I had the opportunity to ask a couple of questions to the It’s Nice That team for the released of their bi-annual magazine – Printed Pages. Since you’re probably familiar with this publication, I decided to explore a bit more the process behind it.
Thanks again to Owen Pritchard and the team for the answers.
Could you introduce the team behind Printed Pages.
Printed Pages is put together by the It’s Nice That editorial and creative teams. There are eight of us in total. Together our interests and expertise cover a broad array of disciplines, which we hope makes for a varied and vital publication.
How’s the editorial process? How do you select the subjects, artists and designers?
The magazine is a compendium of the best work that has been featured on It’s Nice That over the past six months. It is intended as a snapshot of the creative world at a particular moment in time. Individually we choose, month by month, the articles and features that we are most inspired by, then bring them all together to find where there is consensus and to champion certain work. From there we begin to think about the flatplan and rhythm of the publication in terms of the length of stories, the visual pace and the mix of disciplines.
How to run an exciting print publication when the online is your core focus, do you have any conflict between the two entities?
There’s not a conflict as such, but when we revisit the work in print, quite often you find that your thoughts about it have changed.
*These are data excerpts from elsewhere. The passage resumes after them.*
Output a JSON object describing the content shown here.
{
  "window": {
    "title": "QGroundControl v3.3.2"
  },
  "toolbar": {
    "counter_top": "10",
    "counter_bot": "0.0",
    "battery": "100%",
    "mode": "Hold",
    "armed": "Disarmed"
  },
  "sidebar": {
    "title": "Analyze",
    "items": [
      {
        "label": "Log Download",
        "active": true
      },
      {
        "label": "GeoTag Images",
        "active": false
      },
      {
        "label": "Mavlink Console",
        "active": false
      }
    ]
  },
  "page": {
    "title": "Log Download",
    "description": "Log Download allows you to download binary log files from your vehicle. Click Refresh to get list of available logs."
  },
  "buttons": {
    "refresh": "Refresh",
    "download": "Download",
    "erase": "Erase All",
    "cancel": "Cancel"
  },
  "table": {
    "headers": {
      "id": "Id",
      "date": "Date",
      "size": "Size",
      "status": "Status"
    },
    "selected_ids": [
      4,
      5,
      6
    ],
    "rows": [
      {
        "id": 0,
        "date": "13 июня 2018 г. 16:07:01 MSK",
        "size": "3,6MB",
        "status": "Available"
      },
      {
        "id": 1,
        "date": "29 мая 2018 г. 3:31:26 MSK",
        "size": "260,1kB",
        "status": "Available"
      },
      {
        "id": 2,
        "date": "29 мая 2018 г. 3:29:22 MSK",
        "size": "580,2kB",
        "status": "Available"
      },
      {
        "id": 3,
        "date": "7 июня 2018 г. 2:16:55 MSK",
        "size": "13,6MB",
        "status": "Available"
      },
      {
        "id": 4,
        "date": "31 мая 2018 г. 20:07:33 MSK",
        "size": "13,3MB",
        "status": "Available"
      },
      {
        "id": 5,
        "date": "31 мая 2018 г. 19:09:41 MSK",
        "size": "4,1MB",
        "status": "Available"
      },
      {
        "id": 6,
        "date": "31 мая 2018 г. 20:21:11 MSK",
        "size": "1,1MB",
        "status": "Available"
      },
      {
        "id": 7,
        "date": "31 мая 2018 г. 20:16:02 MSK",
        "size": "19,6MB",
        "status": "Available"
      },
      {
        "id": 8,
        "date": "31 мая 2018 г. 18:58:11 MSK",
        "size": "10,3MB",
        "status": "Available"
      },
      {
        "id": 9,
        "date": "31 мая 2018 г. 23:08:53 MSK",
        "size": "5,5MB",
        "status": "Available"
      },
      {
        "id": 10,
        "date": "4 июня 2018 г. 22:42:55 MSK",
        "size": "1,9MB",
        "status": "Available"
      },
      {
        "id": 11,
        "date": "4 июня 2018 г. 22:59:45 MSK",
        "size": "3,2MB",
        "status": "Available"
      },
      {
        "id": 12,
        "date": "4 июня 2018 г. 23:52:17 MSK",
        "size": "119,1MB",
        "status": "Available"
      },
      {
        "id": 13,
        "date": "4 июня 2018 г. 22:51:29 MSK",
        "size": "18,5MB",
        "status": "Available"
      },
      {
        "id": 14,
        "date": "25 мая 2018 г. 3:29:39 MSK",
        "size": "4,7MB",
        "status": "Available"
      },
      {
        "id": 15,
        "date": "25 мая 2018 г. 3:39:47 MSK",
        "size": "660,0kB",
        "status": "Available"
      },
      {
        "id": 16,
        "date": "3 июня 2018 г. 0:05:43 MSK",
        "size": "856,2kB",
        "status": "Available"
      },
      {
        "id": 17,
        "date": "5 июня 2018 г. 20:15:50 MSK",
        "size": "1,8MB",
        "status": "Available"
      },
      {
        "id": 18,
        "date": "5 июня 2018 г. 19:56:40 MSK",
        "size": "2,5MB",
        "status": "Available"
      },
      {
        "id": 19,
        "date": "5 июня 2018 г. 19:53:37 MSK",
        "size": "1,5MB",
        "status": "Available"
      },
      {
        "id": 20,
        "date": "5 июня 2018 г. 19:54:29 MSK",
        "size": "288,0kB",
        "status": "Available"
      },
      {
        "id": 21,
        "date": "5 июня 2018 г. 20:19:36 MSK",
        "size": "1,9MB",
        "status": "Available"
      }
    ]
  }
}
The words and images are interpreted at a different pace in print to when it appears online – the impact a story has on a personal level might change. I think this is especially true of Jane Stockdale’s images of the Kosovo Olympic team. The shots are fantastic, but as the Rio Games loom, they have even more impact. There are also occasions where work that appeared dynamic or inventive when it was first published might seem dated or hackneyed by the time we compile the print issue, or it might have been executed in a more dynamic or inspiring way by someone else. By and large however, if it seemed like a great idea when we first encountered it, it probably still has an impact.
How do you keep up the pace with It’s Nice that, events and Printed Pages?
We drink lots of coffee. We are constantly looking for great ideas and looking to convey how they came to be. We are in a lucky position where we are a platform to showcase creative work in a positive and cooperative way. It’s a role that we take very seriously and across the website, the magazine and our live events we are continually looking to introduce our readers to inspiring work and individuals.
What’s next for Printed Pages?
We have a quick breather and a debrief on the editorial process. Then we will decide what might need a tweak or what else we can try with the format. We are already discussing the way that our features work online and how they might, in time, translate to the printed edition. The response to this issue has been overwhelming, we will be working hard to make the next one even better.
06 – And a bit more personal question to end this interview. You have in the past collaborated with two designers that I really like – Joe Burrin and Philip Cronerud – Both (were) based in the Netherlands (P.Cronerud just moved to California). What’s your connection with the lowland? Is there a specific Dutch talent we should we keep our eyes on ?
(From Jamie – Art Director) The connection wasn’t specifically dutch. Our founder, Will Hudson worked once upon a time with Joe Burrin. They stayed in touch as friends and Joe took on the design of It’s Nice That magazines for many many years and the first few issues of Printed Pages. Philip assisted Joe during his time at Weiden + Kennedy and they made for quite the team. It has been a natural evolution for us to have now brought the design and Art Direction in house for the last two issues.